Yesterday I started singing, with a community choir, a contemporary collection of songs called The Green Man. Composed not five minutes from my current home and inspired by the same landscape that inspired my Green Androdgyny

I have spent an extremely  small percentage of my life pondering the folklore of the Green Man. Puzzled that the human face of the arrival of spring is male. Last year I created an androdgynous Green person for a Spring exhibition. I have been down a green- man -google- rabbit- hole researching the whole Green Man tradition and am both older and wiser and yet not wiser. If there is a female version of the green man she is less well known, has a more awkward name and not surprisingly has a more active role in creating Spring. Sheela Na Gig is represented as a woman with disproportionately large genitals. Almost essential given that in other portrayals she is actually giving birth to trees and bushes that already have a full compliment of leaves and fruit. Splayed branches out first. Deeply uncomfortable with a high risk of tears, either meaning of the words and probably both at the same time.

I will leave this ponder right here…

The singing was fun. I may concentrate on that.

#834 theoldmortuary

March the Ist rewarded the Bobbers with a great swim yesterday morning. The sun came up. The water was at 10 degrees and the air temperature was 5 degrees. Nothing significantly different from January and February. But swimming on the first day of meteorological Spring felt buzzy. We were buzzy. As a group we have completed our third winter of regular sea swimming. When we started a photo like this was unthinkable. Each separate household kept themselves about two meters apart and our swim was our half hour of permissible outdoor exercise during a Covid lockdown.  Our group of 12 to 14 swimmers stretched out on the promenade for almost 20 metres depending on who lived with whom. Even sticking to the rules there was always a small element of anxiety about our early bobbing sessions. That anxiety was heightened when we were approached by the police.  We shouldn’t have worried, the police were concerned for our safety.  There was a voyeur on the loose.

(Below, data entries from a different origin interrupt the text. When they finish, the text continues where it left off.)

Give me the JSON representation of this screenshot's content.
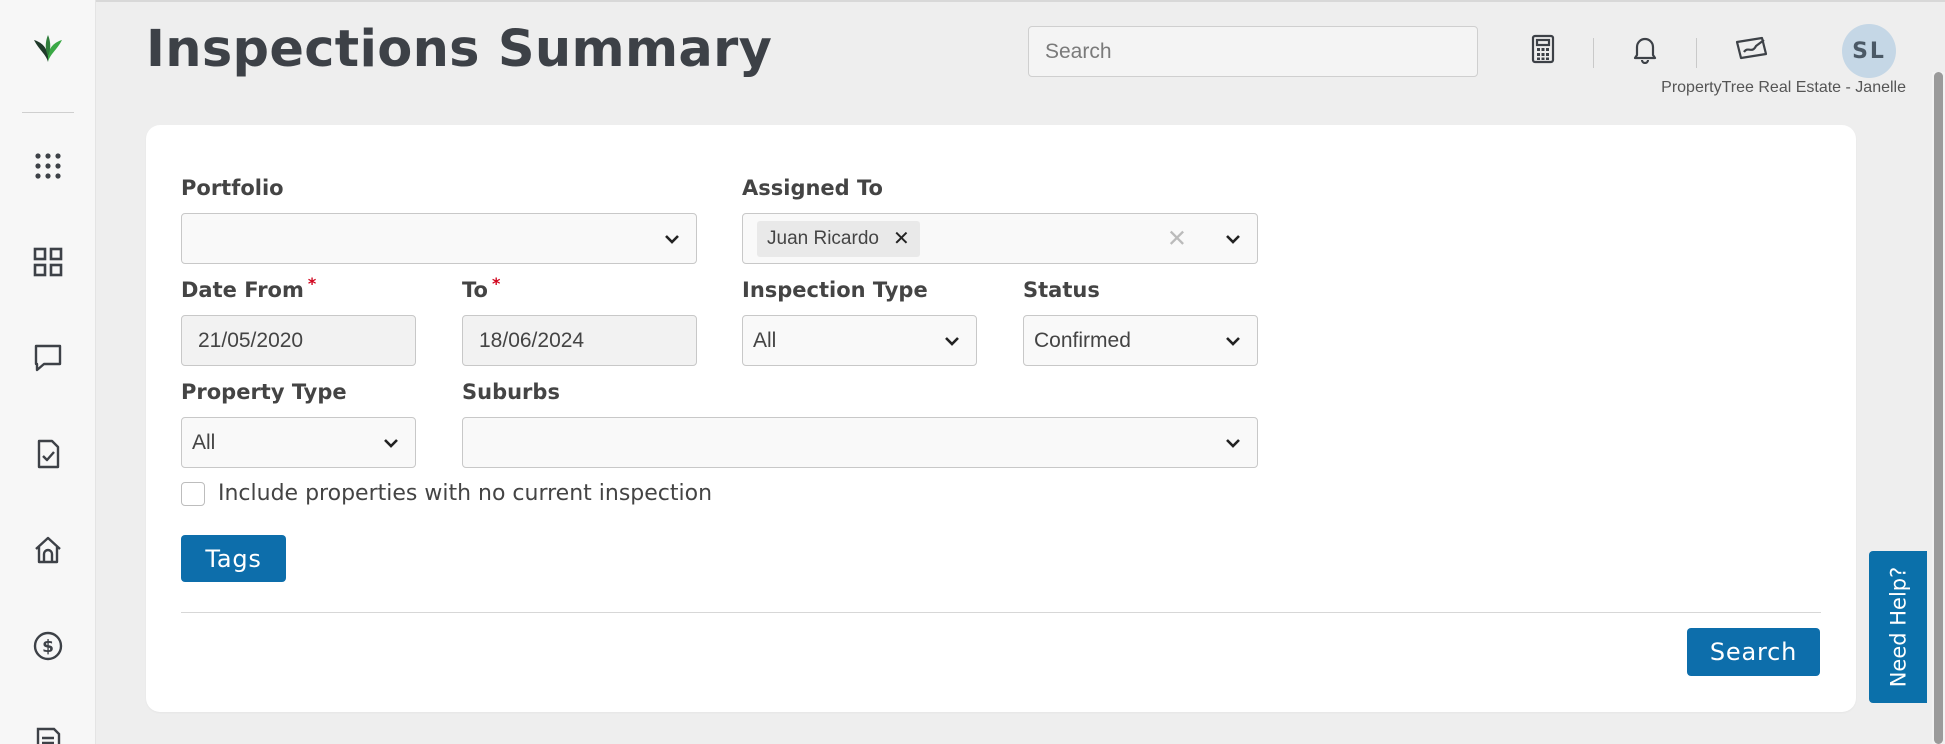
{
  "header": {
    "title": "Inspections Summary",
    "search_placeholder": "Search",
    "avatar_initials": "SL",
    "company": "PropertyTree Real Estate - Janelle"
  },
  "sidebar": {
    "icons": [
      "app-launcher-icon",
      "dashboard-icon",
      "messages-icon",
      "tasks-icon",
      "properties-icon",
      "financials-icon",
      "documents-icon"
    ]
  },
  "form": {
    "portfolio": {
      "label": "Portfolio",
      "value": ""
    },
    "assigned_to": {
      "label": "Assigned To",
      "chips": [
        "Juan Ricardo"
      ]
    },
    "date_from": {
      "label": "Date From",
      "required_mark": "*",
      "value": "21/05/2020"
    },
    "date_to": {
      "label": "To",
      "required_mark": "*",
      "value": "18/06/2024"
    },
    "inspection_type": {
      "label": "Inspection Type",
      "value": "All"
    },
    "status": {
      "label": "Status",
      "value": "Confirmed"
    },
    "property_type": {
      "label": "Property Type",
      "value": "All"
    },
    "suburbs": {
      "label": "Suburbs",
      "value": ""
    },
    "include_no_inspection": {
      "label": "Include properties with no current inspection",
      "checked": false
    },
    "tags_button": "Tags",
    "search_button": "Search"
  },
  "help": {
    "label": "Need Help?"
  },
  "colors": {
    "primary": "#0d6eab",
    "required": "#d0021b",
    "logo_dark": "#1f3a2a",
    "logo_green": "#3aa845"
  }
}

Hidden in clear sight, or in his case enhanced clear sight. A man was taking his half hour exercise by cycling along the promenade in fluorescent clothing. Fitness was not his goal however. He sought stimulation of an entirely different sort. His gimlet eyes searched for the hidden curves of damp bottoms or boobs as swimmers struggled in or out of their clothes.

Another winter was marked by an Atlantic Seal called Spearmint who joined the swimmers of Firestone Bay rather too enthusiastically for her own good.

She swam with us so often she almost needed her own Bobbers sweatshirt.

Maybe that’s the reason this year’s winter swimming has felt, at times, like a chore.  The only memorable thinge is how much storms have negatively affected our Bobbing plans.

Winter 21/22 Year of the Perv

Winter 22/23 Year of the Seal

Winter 23/24 Year of the Storms

I painted Storm Agnes, the first one of the season. She really whipped into Firestone Bay with a malign fury. The others didn’t inspire me quite so much. No paintings.

Storm Agnes in Tranquility Bay. Private Collection © theoldmirtuary

No more winter swims for 9 months, how fabulous.